This is part three of a three part series where Michael reviews his experiences as ConBravo.
As has been evident in my Nerd Tour Of Toronto series, I am a big fan of gaming stores. They occupy an special place in nerd culture, where members of the community can gather to play games and share ideas. When I’m at conventions, I like to take some time to talk to the vendors there to learn more about their operations, and their thoughts on the retail games industry.
The Blue Gryphon (Gatineau, Quebec)
The Blue Gryphon had a large booth containing a bevy of video games and other gaming related goods. Although having a brick and mortar location in Gatineau, Martin (the owner) is a road warrior: travelling to more than 15 conventions a year ranging from Quebec City to Niagara Falls. He’ll be at the Montreal and Quebec City comic-cons later this year, so keep an eye open for him!
Although not on display at ConBravo, The Blue Gryphon boasts over 5000 new and used RPG books within its 1200 foot retail space, including Pathfinder, D&D, and OSR products. Martin has been in business for 5 years, and has accrued quite the collection of goods over that time.
It was interesting to get Martin’s take on the recent surge in the vintage games industry. For those not in the know: there was a big price bump about two years ago, which is only just starting to settle down. Martin explained that a lot of vendors were surprised by this jump, which resulted in a big swell in the retail and reselling industry. He also noted that game demand changes quite a bit from region to region. Apparently folks in Ontario are more captivated by NES games, while much of the rest of Canada is into N64 and GameCube games. I guess we’re just a bit more retro in the golden horseshoe!
1up Games (Hamilton, Ontario)
Super 1up Games is a Hamilton based retailer with two locations, who figuratively came from around the corner to attend the convention. They had a large array of vintage video games on display, and their general presence evoked strong memories of some Toronto based retailers such as A&C Games.

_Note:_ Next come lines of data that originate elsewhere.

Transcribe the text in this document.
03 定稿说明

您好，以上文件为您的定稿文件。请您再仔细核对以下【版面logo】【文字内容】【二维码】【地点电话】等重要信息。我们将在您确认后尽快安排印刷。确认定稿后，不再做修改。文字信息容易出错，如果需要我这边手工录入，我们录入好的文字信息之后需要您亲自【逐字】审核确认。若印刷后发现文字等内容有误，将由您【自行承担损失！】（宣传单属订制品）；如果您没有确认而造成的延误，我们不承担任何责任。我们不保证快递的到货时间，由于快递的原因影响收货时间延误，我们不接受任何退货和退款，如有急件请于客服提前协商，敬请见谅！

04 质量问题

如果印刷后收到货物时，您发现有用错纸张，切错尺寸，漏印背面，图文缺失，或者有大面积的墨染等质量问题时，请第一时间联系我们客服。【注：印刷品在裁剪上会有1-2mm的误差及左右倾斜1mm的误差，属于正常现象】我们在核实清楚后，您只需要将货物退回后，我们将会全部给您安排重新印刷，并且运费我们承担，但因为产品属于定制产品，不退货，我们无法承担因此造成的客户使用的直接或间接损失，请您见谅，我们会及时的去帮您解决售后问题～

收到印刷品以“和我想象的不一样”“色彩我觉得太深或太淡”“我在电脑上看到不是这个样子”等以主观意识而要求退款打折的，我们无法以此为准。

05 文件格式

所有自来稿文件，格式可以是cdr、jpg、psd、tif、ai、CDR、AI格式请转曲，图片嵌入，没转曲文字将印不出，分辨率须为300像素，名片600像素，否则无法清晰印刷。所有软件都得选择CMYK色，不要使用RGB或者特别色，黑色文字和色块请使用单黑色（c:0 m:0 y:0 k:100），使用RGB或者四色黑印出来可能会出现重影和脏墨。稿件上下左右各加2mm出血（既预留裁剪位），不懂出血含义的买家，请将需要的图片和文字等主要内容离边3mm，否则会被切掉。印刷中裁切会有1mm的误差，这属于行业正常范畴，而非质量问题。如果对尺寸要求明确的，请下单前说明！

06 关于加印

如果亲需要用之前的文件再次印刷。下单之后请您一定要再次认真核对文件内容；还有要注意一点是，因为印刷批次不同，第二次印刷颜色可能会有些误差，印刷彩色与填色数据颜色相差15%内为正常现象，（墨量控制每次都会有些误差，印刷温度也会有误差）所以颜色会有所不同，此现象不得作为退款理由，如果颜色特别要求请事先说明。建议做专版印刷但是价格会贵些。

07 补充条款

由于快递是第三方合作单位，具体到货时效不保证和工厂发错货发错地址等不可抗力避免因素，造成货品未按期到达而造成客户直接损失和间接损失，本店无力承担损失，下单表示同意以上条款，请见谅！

I spoke with Andrew, one of the retail workers at 1up Games, who let me know a bit about what they do. In addition to their primary stock of video games, the store also carries a collection of movies and DVDs. One exciting element of their main retail location is the dedicated game space on the second floor. The area is used to hold arcade games (they recently acquired a DDR machine), host fighting game tournaments, and hold general meet-ups. Very cool for creating a sense of community in the Hamilton area!
One neat thing they set up for ConBravo was a Mario Kart retrospective. Presented across a dozen televisions, visitors could play every console version of Mario Kart from the SNES era all the way up to Mario Kart 8. It was a neat little presentation, that showed off several generations of gaming in a concise and interactive way.
You can check out Super 1Up Games online, or visit one of their two retail locations in Hamilton.
Solid Board Gamers (Online)
I met the Solid Board Gamers folks a couple of times during my experiences at Gryphcon, and they are a friendly bunch. Although lacking a retail location, they hit the convention circuit pretty dang hard, and also have a well-stocked online store. Their retail booth at ConBravo had a ton of games, and they were also running some tabletop fun at the Sheraton hotel. I spoke with John (the store’s founder) and Nasir (their website admin) for some insights on the board games industry.
Unsurprisingly, some of the biggest sellers right now are gateway games such as Settlers of Catan, Pandemic, and Ticket to Ride. Nasir explained that a good gateway game can be taught quickly, run in a short period time, and entices participants to play again by revealing new strategies and nuances as they learn. Catan is a perfect example of this type of game, as I’ve seen many players quickly devise new tactics after being schooled in their first match.
However, I was really more interested in games that weren’t already super-popular in the gaming community, so I posed a question to John and Nasir. What game would you say is good, but doesn’t get the exposure it deserve?
Nasir’s choice was Parade, a Japanese hand management game that has been around since 2007. Based on the character’s from Lewis Carroll’s Alice in Wonderland, your goal is to arrange a parade where no two people are wearing the same costume and everyone comes away happy. Nasir explained that although the game was fun and easy to get into, there was a surprisingly amount of depth to its strategy and tactics. He also mentioned that there was an excellent balance of risk and reward in the game, something essentially to nearly any board game.
John’s choice was Neuroshima Hex!, which I must admit, I had never heard of before. Hex is a tournament style game, based in a post-apocalyptic world torn apart by a war between humans and machines. The game runs quickly and the play style is tactical and rewarding, but John mentioned that there is a major clash between the game’s art style and actual mechanics. This dissonance between form and function makes it hard for the game to draw in new players, and as a result it has remained a relatively unknown quantity.
You can check out the Solid Board Gamers website online. They are also fairly easy to spot at conventions: just look for the orange sign!